À une époque où la mondialisation a
envahi les espaces nationaux, l’affirmation de la personnalité collective, de
l’unicité et de la spécificité nationale se pose avec plus d’acuité du fait que
les coordonnées identitaires nationales sont retracées dans ce nouveau
contexte. Repenser et réorganiser l’espace mondial, touche à la fois le capital
social dont la collectivité nationale a fait confiance, et l’héritage entier
(matériel et immatériel) que l’histoire a transmis à la nation (avec ses
générations successives) pour l’enrichir. Bref, les nouvelles conditions
socio-économico-politiques affectent l’élément le plus solide de la solidarité
nationale : l’identité nationale.
Mais qu’est-ce que c’est que l’identité nationale ?
Mais qu’est-ce que c’est que l’identité nationale ?

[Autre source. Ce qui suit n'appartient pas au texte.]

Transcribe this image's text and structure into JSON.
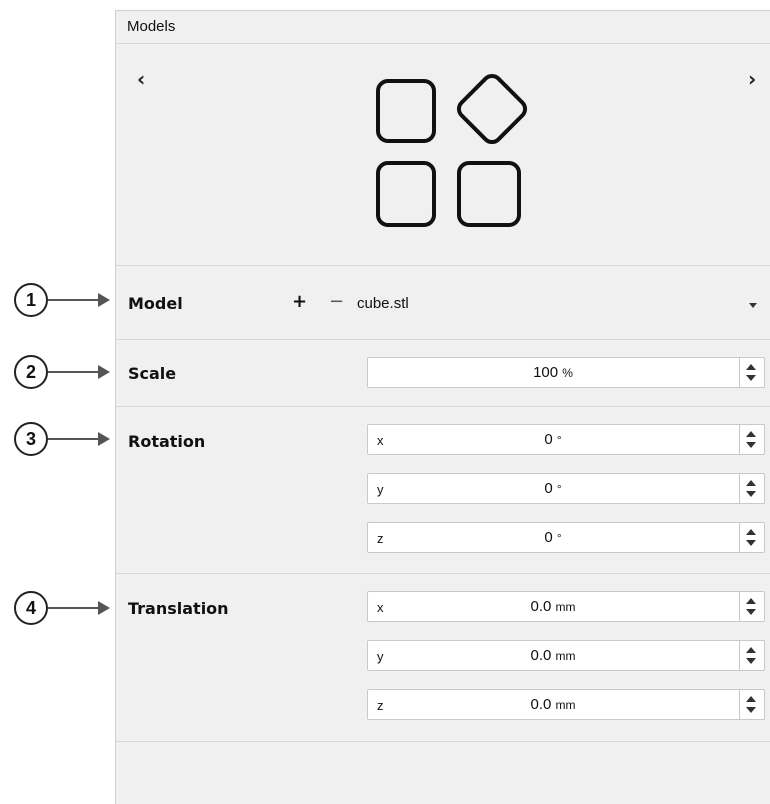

Sociologiquement parlant, l’identité
nationale réside dans une certaine image que les citoyens élaborent sur leur
propre nation, avec son territoire, sa culture et ses institutions, et qui est
accompagnée par de forts sentiments positifs. C’est un ensemble de symboles
visant la nation, élaboré tout au long de l’histoire et transmis aux
générations successives par l’intermédiaire du processus complexe de
socialisation. En effet, l’image mentale élaborée à partir de la
nation comme support/référence matériel/le, est fortement liée à l’histoire,
aux lieux de mémoire et aux héros d’où elle tire sa sève. Elle est
assignée à rester sans écho dans la pensée collective et individuelle si elle
n’encourage pas l’admiration, la fierté, le respect pour la nation passée,
présente et future. Les sentiments attachés à la nation sont construits et
reconstruits à l’aide de symboles nationaux. Ils se produisent en même temps et
se soutiennent réciproquement. Par son existence et pour son existence, la
nation crée ses moyens qui lui assurent la permanence. L’attachement et la reconnaissance
s’inscrivent dans un long processus de rattachement au groupe d’appartenance
impliquant des sentiments de l’individu par rapport à soi-même et au groupe
d’appartenance. Faisant la liaison entre le vécu et l’avenir de l’individu,
l’identité fait usage de sentiments pour projeter des rôles que l’individu
s’appropriera, des statuts qu’il cherche à détenir, réunis en images dominées
par la dimension cognitive. L’identité nationale devient, ainsi, un
sentiment créateur d’images et de symboles visant l’espace national.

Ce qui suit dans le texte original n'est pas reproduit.